Start from whichever base table matches your target (`Mos6502::base_table()`
or `Wdc65c02s::base_table()`) and then patch it further if needed, or construct
an entirely custom ISA.
### Toggle feature flags
Many 6502 derivatives only differ by feature flags (e.g., BCD mode).
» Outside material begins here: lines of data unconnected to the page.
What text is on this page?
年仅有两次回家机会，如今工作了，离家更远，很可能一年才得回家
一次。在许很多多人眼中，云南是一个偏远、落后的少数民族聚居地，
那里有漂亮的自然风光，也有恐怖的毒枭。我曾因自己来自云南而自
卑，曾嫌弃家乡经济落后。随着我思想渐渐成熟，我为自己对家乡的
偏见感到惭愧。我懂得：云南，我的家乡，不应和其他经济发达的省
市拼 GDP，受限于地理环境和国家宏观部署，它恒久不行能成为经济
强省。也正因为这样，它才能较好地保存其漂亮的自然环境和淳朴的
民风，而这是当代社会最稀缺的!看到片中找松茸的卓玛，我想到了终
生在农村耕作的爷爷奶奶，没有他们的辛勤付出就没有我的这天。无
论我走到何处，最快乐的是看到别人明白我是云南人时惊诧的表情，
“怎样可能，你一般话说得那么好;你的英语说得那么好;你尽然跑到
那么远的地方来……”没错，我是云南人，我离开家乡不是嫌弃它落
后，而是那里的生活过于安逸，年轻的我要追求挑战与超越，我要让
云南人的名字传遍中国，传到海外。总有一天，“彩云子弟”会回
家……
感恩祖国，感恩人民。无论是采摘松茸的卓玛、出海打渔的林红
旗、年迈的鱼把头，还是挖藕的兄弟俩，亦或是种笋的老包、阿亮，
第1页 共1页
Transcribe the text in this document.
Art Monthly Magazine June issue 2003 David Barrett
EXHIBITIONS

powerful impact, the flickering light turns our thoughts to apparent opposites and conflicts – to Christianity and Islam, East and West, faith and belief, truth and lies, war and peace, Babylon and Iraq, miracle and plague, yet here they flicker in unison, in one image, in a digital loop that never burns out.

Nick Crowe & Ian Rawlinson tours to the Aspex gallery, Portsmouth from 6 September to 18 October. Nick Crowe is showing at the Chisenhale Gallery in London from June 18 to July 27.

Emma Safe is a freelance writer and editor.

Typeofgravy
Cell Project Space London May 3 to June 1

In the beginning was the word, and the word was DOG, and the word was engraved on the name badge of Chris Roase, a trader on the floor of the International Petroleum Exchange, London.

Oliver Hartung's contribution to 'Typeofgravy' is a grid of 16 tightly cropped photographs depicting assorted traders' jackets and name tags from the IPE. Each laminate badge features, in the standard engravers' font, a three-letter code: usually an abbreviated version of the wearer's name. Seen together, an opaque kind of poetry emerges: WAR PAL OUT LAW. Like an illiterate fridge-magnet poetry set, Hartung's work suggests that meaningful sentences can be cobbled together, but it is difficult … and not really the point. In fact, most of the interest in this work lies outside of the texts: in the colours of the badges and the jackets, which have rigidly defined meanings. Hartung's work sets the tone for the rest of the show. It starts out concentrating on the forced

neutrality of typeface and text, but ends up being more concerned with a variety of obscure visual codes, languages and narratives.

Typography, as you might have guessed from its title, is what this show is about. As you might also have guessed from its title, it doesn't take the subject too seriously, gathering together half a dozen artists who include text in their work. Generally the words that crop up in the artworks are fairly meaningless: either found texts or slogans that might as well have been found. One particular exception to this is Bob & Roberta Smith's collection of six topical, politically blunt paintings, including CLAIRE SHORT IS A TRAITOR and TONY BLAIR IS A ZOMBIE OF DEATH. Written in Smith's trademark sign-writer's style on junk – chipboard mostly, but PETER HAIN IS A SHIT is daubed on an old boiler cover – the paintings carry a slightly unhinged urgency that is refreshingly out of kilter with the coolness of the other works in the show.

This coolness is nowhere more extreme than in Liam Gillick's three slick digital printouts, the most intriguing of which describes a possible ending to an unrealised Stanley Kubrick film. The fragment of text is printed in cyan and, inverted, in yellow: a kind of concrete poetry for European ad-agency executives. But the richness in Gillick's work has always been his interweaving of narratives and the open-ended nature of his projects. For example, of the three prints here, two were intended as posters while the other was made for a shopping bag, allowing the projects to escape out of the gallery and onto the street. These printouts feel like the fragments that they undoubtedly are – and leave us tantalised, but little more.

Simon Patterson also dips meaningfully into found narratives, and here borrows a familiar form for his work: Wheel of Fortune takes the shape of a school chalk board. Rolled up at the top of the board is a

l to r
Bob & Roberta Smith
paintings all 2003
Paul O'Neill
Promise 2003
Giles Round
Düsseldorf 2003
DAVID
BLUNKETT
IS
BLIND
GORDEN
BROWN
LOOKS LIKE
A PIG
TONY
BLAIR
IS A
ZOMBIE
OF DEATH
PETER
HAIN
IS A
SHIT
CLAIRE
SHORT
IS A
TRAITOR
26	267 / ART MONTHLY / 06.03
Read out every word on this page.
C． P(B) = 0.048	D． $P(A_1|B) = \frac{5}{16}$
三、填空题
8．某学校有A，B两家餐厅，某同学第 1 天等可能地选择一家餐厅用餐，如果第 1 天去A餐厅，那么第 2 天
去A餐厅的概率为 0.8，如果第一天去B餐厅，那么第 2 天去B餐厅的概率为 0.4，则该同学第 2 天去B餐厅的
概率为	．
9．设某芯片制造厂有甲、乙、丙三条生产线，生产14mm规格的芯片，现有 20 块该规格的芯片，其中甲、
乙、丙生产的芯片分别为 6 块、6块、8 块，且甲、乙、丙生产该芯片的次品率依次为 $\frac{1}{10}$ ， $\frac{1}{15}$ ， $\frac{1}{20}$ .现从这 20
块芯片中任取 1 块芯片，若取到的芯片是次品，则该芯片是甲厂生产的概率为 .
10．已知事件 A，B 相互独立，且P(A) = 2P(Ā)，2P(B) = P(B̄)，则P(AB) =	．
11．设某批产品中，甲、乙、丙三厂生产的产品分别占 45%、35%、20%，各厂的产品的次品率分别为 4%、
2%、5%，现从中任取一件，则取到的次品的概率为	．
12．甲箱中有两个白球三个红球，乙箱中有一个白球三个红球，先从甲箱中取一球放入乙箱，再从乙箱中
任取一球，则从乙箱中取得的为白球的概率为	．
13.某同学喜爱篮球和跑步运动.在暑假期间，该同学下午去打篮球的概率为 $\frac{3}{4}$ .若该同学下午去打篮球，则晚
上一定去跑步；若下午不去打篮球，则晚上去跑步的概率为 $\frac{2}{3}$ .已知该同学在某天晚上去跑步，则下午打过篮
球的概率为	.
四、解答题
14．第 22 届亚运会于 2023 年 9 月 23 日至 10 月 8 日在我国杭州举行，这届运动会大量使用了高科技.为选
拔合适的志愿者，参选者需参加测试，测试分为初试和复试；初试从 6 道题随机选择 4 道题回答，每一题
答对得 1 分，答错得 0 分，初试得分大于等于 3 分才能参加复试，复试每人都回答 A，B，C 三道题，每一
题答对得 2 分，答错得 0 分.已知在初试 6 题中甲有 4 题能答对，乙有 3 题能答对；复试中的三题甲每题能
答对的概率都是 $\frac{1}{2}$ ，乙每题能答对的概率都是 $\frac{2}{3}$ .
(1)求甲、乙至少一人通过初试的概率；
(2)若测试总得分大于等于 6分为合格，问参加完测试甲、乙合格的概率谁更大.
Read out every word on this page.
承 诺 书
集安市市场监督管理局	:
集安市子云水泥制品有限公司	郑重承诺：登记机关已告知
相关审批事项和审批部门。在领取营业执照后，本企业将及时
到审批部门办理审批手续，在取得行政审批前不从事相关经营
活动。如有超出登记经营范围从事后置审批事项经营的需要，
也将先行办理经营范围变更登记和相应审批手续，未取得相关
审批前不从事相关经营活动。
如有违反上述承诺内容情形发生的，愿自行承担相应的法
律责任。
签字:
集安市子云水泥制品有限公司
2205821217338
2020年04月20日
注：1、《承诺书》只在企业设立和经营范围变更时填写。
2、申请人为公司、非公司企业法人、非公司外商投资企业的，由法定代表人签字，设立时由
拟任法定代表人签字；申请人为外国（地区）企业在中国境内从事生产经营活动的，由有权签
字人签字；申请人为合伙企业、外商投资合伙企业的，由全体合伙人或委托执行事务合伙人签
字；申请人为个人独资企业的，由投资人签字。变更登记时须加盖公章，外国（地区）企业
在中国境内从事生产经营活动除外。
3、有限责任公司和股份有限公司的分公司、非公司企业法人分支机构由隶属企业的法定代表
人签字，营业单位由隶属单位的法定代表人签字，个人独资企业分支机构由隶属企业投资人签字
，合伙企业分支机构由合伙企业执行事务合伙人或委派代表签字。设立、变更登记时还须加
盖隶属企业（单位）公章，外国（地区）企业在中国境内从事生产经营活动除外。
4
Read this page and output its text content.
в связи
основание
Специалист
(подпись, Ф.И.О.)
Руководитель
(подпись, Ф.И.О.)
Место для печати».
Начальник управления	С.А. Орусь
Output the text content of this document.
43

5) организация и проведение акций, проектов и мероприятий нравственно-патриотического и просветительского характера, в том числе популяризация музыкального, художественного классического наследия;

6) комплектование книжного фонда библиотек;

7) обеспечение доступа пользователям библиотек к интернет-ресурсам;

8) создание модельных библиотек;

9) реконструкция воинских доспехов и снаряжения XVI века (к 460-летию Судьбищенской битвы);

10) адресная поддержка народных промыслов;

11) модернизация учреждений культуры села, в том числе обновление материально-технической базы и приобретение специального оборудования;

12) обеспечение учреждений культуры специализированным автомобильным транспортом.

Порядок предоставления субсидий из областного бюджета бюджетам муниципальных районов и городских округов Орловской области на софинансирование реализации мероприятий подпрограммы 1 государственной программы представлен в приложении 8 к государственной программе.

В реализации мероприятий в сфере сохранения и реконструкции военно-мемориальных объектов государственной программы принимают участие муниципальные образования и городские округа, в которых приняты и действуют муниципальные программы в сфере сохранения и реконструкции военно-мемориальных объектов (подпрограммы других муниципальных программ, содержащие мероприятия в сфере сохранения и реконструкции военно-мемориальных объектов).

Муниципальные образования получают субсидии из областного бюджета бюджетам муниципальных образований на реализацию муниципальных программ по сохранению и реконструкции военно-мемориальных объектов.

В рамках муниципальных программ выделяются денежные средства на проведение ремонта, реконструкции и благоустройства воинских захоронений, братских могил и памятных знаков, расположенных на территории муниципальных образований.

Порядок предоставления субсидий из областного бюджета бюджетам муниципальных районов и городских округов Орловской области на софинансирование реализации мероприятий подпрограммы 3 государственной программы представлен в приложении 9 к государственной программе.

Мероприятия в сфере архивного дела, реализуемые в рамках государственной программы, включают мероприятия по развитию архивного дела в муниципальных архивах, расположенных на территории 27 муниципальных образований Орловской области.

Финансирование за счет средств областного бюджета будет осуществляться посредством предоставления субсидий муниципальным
Set the
associated constants on your `InstructionSet` to opt in/out without touching the
table itself:
```rust
impl InstructionSet for Ricoh2a03 {
fn instruction_table<B: Bus + 'static>() -> InstructionTable<B> {
Mos6502::base_table()
}
const SUPPORTS_DECIMAL_MODE: bool = false;
}
```
### Patch specific opcodes
When you need to replace individual opcodes you can use `with` on the instruction table to patch in a new
`Instruction`. This lets you intercept undocumented opcodes, add tracing, or emulate chips that diverge in only a
handful of instructions:
```rust
impl InstructionSet for MyCustomCpu {
fn instruction_table<B: Bus + 'static>() -> InstructionTable<B> {
Mos6502::base_table::<B>().with(
0x00,
Instruction {
cycles: 7,
execute: custom_brk::<B>,
},
)
}
}
```
Here we keep the MOS behavior and only replace `BRK` with a custom trap handler.
## Examples
The examples directory (`crates/ull65/examples`) contains runnable snippets that
double as API demonstrations. Run them with `cargo run --example <name>`.